明石銀座通りのパン店「パン&デリ・デマージ」(兵庫県明石市桜町)がフードロスの削減を図ろうと、従来は処分せざるをえなかった生地の切り落とし部分などを利用し、ケーキを商品化した。リンゴやサクランボと合わせておいしくアレンジ。新たな看板商品の誕生だ。(有冨晴貴)
販売するのは、リンゴを使った「タルトタタン風デニッシュケーキ」と、酸味の強いサクランボを使った「サワーチェリープディングデニッシュチーズケーキ」。
クロワッサンのデニッシュ生地を成形するときに切り落とす部分や、焼き上がりを確認するためにカットしたクロワッサンそのものを使用。商品化を思いついた代表の白石文子さん(49)は「みんなで早朝から仕込んだものを、味は変わらないのに捨てるのは罪悪感があった」と動機を語る。
「食べた人が驚くようなおいしさとアレンジにしたい」と5カ月がかりで試行錯誤を重ねた。
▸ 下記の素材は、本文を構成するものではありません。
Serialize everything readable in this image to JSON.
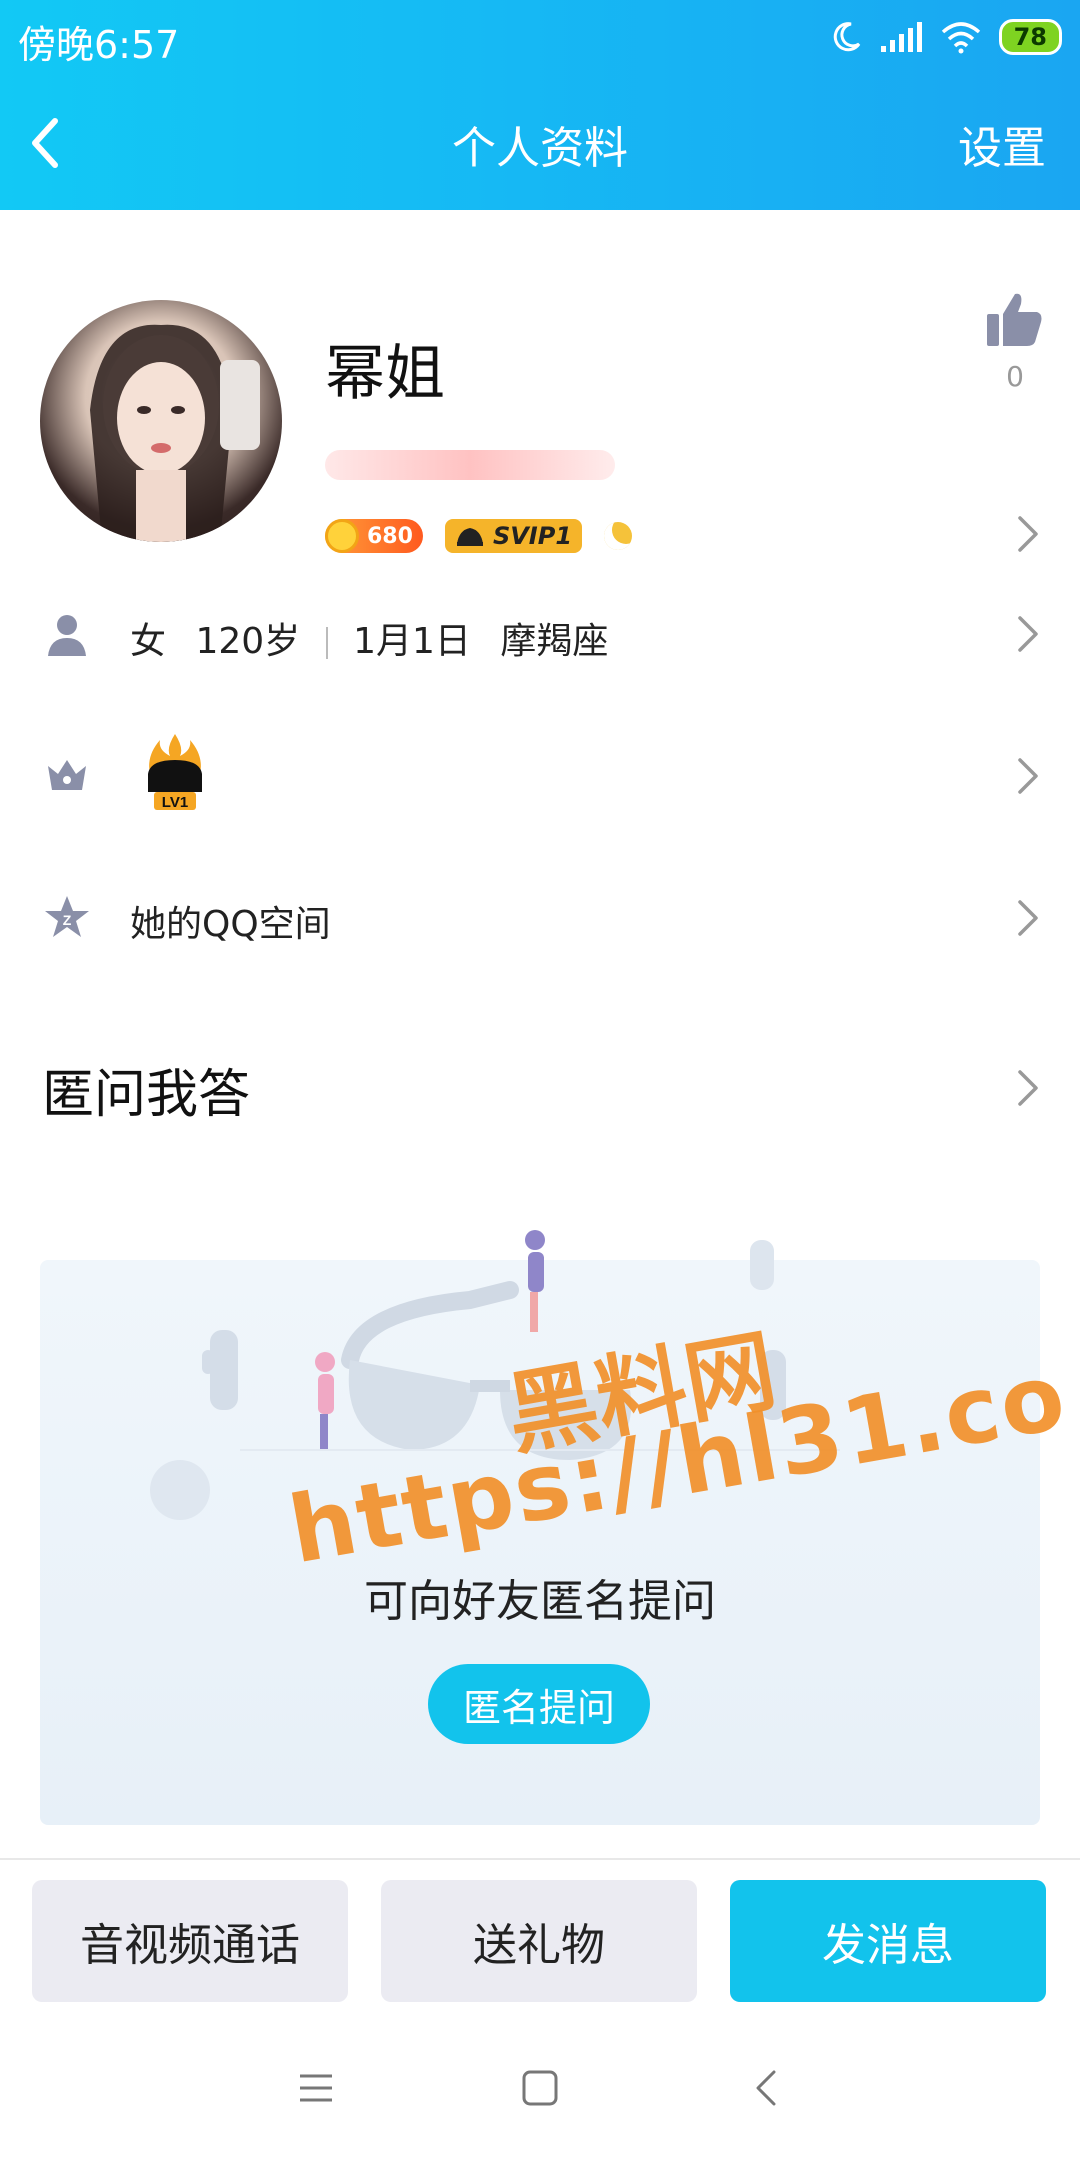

デニッシュ生地はバターを多く含むため、フルーツの爽やかさが合うと考え、ケーキに行き着いたという。
焼いた生地と煮詰めたフルーツなどを交互にぎっしりと敷き詰め、層状に重ねると「クロワッサンのサクサク感からは想像できないほど、濃厚な味わいと食感になった」。リンゴのケーキにはラムレーズンを混ぜ、サクランボのケーキにはチーズを載せて焼き上げる。いずれも冷凍して販売するため、半解凍の状態で食べればアイスケーキとしても楽しめるという。
白石さんは「今後は主力のベーグルでも商品化を目指し、フードロス削減に努めたい」と意気込む。